24/03/10 - This article has been published in the latest edition of Australian Ironman Magazine. View the correct lifting technique article.
When you’re training for maximum muscle development, it is essential that you exercise in an effective manner. Workout intensity, duration, time of day, set volume, rep ranges, split structure and exercise selection are all key ingredients to consider within the “workout mix”. However one other critical aspect to optimal hypertrophy is your lifting technique. The technique that you exhibit will have a profound impact on both your results and the risk of injury that you subject your body to.
Let’s begin by clarifying what is meant by “good” lifting technique. Good lifting technique isn’t necessarily that which is demonstrated within a personal training textbook. For a beginner, this may be appropriate as his strength, proprioception and confidence may be underdeveloped. Yet with more advanced training programmes, some deviation from more orthodox exercise motions may be required. Some examples would include functional training, or alternatively eccentric training, where some form of assistance from other muscle groups is required on the concentric phase. So within this article, “good” lifting technique refers to a motion that is effective for the desired stimulus whilst not increasing the risk of injury unnecessarily.

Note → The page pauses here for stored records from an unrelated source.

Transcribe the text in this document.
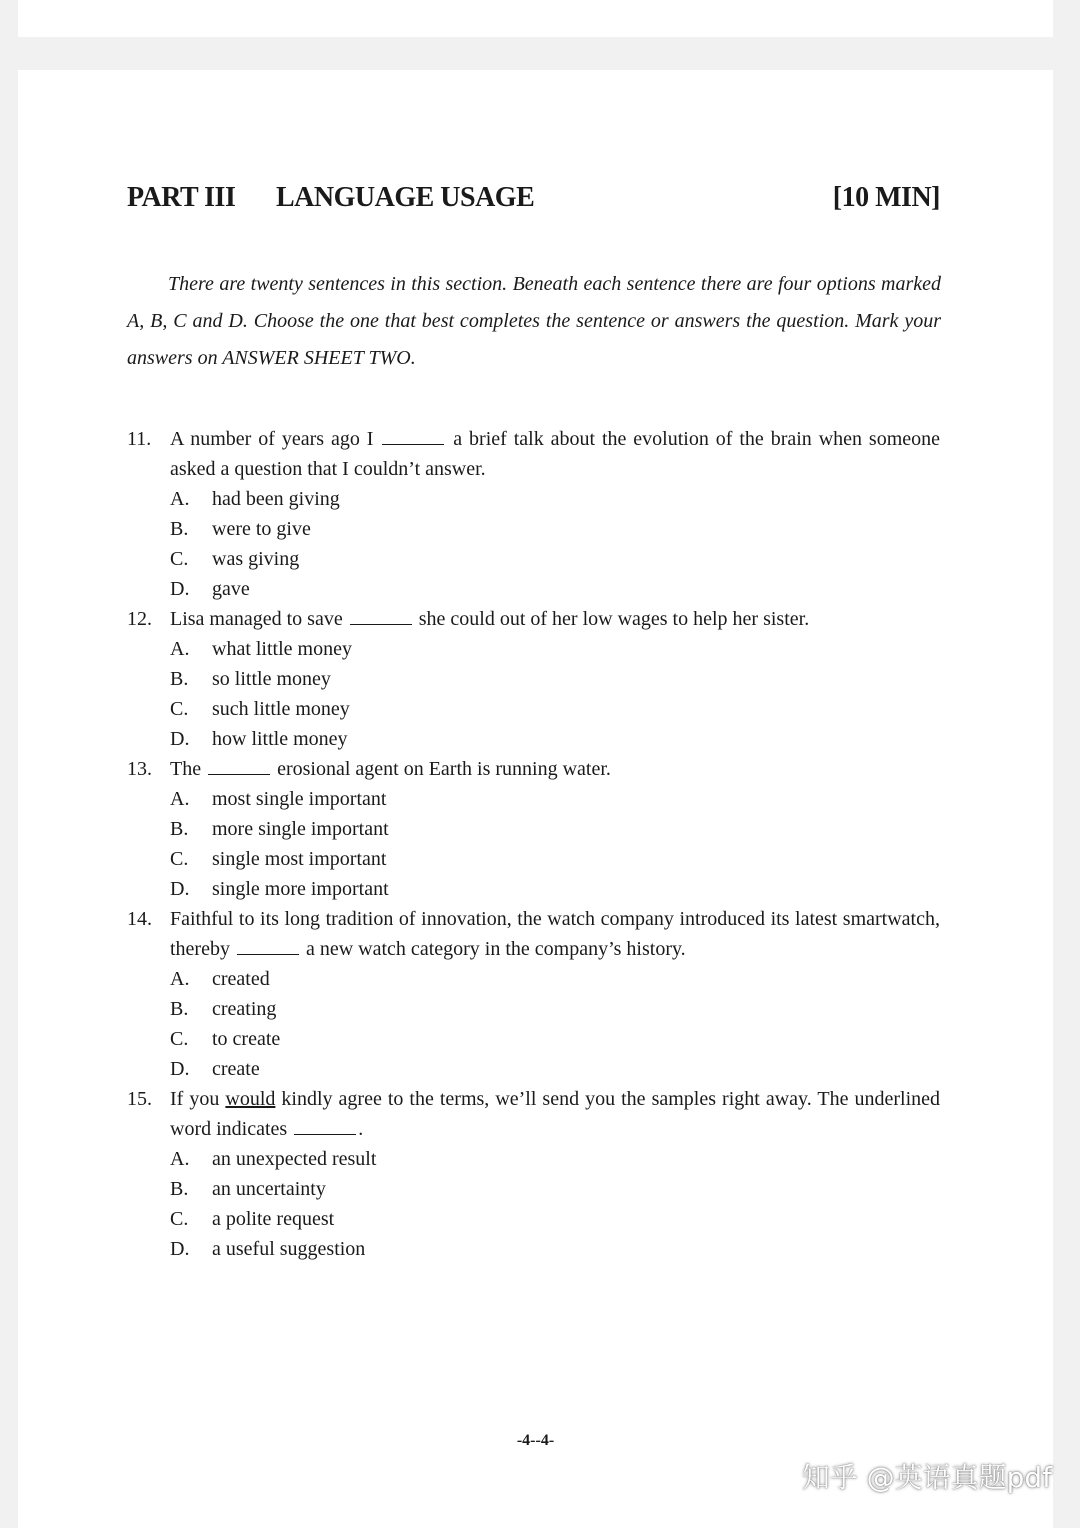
PART III LANGUAGE USAGE	[10 MIN]
There are twenty sentences in this section. Beneath each sentence there are four options marked A, B, C and D. Choose the one that best completes the sentence or answers the question. Mark your answers on ANSWER SHEET TWO.
11. A number of years ago I	a brief talk about the evolution of the brain when someone asked a question that I couldn’t answer.
A. had been giving
B. were to give
C. was giving
D. gave
12. Lisa managed to save	she could out of her low wages to help her sister.
A. what little money
B. so little money
C. such little money
D. how little money
13. The	erosional agent on Earth is running water.
A. most single important
B. more single important
C. single most important
D. single more important
14. Faithful to its long tradition of innovation, the watch company introduced its latest smartwatch, thereby	a new watch category in the company’s history.
A. created
B. creating
C. to create
D. create
15. If you would kindly agree to the terms, we’ll send you the samples right away. The underlined word indicates	.
A. an unexpected result
B. an uncertainty
C. a polite request
D. a useful suggestion
-4--4-
知乎 @英语真题pdf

Arguably the most common misconception within the bodybuilding community is that more weight will necessarily encourage greater hypertrophy. As a result of this assumption, it is commonplace to begin moving around weights carelessly. Consider these two familiar scenarios:
- A novice lifter bicep curling heavy weights by swinging his body excessively.
- An inexperienced trainer may be bench pressing a weight that cannot be controlled. Rather, the weight is controlling him.

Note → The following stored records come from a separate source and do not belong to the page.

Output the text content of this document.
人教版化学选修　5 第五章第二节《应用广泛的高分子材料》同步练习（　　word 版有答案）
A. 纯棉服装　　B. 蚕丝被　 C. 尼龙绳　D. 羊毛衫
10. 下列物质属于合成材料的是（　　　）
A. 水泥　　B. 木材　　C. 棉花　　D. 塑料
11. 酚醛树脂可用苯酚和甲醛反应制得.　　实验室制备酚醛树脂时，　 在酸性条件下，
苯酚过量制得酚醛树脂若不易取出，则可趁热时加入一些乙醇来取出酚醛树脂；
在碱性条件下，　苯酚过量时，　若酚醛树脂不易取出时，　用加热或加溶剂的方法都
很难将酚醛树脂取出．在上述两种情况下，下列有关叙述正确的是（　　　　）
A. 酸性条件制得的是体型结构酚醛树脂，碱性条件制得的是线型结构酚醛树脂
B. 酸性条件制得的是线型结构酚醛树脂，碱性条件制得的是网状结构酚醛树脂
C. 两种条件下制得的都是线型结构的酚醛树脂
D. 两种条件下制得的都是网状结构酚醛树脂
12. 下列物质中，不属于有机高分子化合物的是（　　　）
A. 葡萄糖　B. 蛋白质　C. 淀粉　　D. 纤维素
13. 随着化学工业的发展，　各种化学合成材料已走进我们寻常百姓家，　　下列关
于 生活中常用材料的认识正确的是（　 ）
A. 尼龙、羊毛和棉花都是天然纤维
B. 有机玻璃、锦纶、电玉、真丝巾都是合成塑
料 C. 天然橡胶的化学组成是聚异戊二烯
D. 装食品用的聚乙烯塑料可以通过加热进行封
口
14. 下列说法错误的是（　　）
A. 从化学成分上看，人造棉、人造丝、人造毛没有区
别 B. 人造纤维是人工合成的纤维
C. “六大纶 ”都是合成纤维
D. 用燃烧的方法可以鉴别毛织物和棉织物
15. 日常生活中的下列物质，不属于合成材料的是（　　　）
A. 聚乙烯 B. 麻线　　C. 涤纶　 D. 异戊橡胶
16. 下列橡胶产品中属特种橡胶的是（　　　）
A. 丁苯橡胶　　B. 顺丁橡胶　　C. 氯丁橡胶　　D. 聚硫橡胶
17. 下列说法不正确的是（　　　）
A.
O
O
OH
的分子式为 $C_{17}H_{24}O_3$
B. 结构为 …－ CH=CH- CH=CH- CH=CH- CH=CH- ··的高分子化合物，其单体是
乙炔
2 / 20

When we take a look at the poor form that can result from the “more weight is better” notion, there are two distinct disadvantages to this mentality:
- Increased risk of injury
- Decreased load on the targeted muscles
The first novice trainer who is bicep curling an excessive amount of weight risks back injury, shoulder injury and even causing soft-tissue damage to his bicep and associated connective tissues. If severe enough, any one of these injuries could inhibit his ability to train for many months.

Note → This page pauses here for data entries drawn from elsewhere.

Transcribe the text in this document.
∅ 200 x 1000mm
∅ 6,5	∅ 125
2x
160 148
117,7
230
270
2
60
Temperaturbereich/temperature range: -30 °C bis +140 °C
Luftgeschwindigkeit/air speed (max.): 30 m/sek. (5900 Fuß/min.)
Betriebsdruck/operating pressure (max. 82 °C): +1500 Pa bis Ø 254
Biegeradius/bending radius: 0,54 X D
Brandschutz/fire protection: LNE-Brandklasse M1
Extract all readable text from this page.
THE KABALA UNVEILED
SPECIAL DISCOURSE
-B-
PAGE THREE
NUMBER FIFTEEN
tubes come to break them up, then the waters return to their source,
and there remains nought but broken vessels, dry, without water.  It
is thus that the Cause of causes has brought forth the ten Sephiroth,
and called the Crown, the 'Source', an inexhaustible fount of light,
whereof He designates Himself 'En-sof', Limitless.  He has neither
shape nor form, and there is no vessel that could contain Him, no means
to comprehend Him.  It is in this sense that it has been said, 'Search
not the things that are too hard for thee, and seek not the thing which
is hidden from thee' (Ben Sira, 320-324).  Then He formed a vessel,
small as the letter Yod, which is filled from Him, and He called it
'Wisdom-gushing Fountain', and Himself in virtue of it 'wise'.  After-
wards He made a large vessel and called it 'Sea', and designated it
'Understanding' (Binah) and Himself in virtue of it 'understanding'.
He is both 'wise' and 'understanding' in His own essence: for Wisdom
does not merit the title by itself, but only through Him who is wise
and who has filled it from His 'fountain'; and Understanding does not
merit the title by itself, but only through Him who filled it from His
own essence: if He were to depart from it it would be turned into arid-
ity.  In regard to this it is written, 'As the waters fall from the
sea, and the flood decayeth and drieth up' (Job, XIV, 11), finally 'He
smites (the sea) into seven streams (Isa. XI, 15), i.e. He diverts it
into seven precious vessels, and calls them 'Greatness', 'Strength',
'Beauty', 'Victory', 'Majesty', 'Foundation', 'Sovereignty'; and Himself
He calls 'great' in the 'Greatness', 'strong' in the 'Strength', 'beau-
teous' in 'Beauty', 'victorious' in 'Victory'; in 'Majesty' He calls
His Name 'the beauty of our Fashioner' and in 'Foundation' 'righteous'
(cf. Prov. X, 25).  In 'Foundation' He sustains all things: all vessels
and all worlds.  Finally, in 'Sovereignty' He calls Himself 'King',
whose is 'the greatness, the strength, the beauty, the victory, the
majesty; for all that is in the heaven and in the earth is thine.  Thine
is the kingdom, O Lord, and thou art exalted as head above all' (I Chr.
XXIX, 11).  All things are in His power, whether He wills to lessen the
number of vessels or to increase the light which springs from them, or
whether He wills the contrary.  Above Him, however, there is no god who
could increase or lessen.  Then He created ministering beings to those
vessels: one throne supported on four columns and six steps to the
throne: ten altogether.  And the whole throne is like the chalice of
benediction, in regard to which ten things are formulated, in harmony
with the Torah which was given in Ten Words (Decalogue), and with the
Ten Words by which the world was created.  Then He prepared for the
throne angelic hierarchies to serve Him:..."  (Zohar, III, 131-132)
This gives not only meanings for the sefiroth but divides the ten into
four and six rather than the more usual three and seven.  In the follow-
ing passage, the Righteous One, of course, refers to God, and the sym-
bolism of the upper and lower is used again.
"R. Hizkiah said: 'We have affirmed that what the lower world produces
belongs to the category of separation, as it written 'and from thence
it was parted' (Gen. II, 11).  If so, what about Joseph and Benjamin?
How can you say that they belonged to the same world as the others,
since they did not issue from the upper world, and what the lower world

Meanwhile, the bicep muscle itself cannot handle such an excessive load in isolation; hence why the legs, back and shoulders are assisting in lifting the barbell. In doing so, this trainer is effectively taking the load off the targeted muscle group – the biceps.
Within the second example, the inexperienced lifter is attempting to bench press as much weight as possible with little regard for exercise execution. In doing so, the barbell is not kept horizontal, the repetitions are being rushed and he displays a very limited range of motion. The most obvious risk with this approach is shoulder impingement – an all too common scenario with the bench press. Of course he also exhibits a heightened danger of soft tissue damage, let alone risking the bar falling on him due to his lack of control. The angled bar results in an uneven weight distribution across the chest, shoulders and triceps, increasing the risk of injury and causing uneven muscle development. Further, the limited range of motion means that the pectorals may not be overloaded effectively as they only obtain a limited degree of stretch on the eccentric phase.
Both of these situations demonstrate exactly what you should not be doing in the weights room; lifting more for the sake of lifting more.
Any natural bodybuilder will concede that muscle growth is a slow process. It requires years of dedication to accomplish substantial muscle growth. Therefore, it is imperative that you remain consistent with effective training, recovery and nutrition in order to accomplish long-term growth goals. Exposing your body to unnecessary risk by sacrificing good lifting technique is one sure-fire way to jeopardise all of your efforts to date. All it takes is one major injury; and this can happen in the blink of an eye.
It is important to note that minimising the risk of injury altogether is impossible when you are exercising. If it is your goal to train in cotton-wool, bodybuilding is obviously not a suitable lifestyle choice. However, an intelligent approach to bodybuilding is necessary to maximise the effect of your training regimen, whilst minimising the risk associated with physical exercise.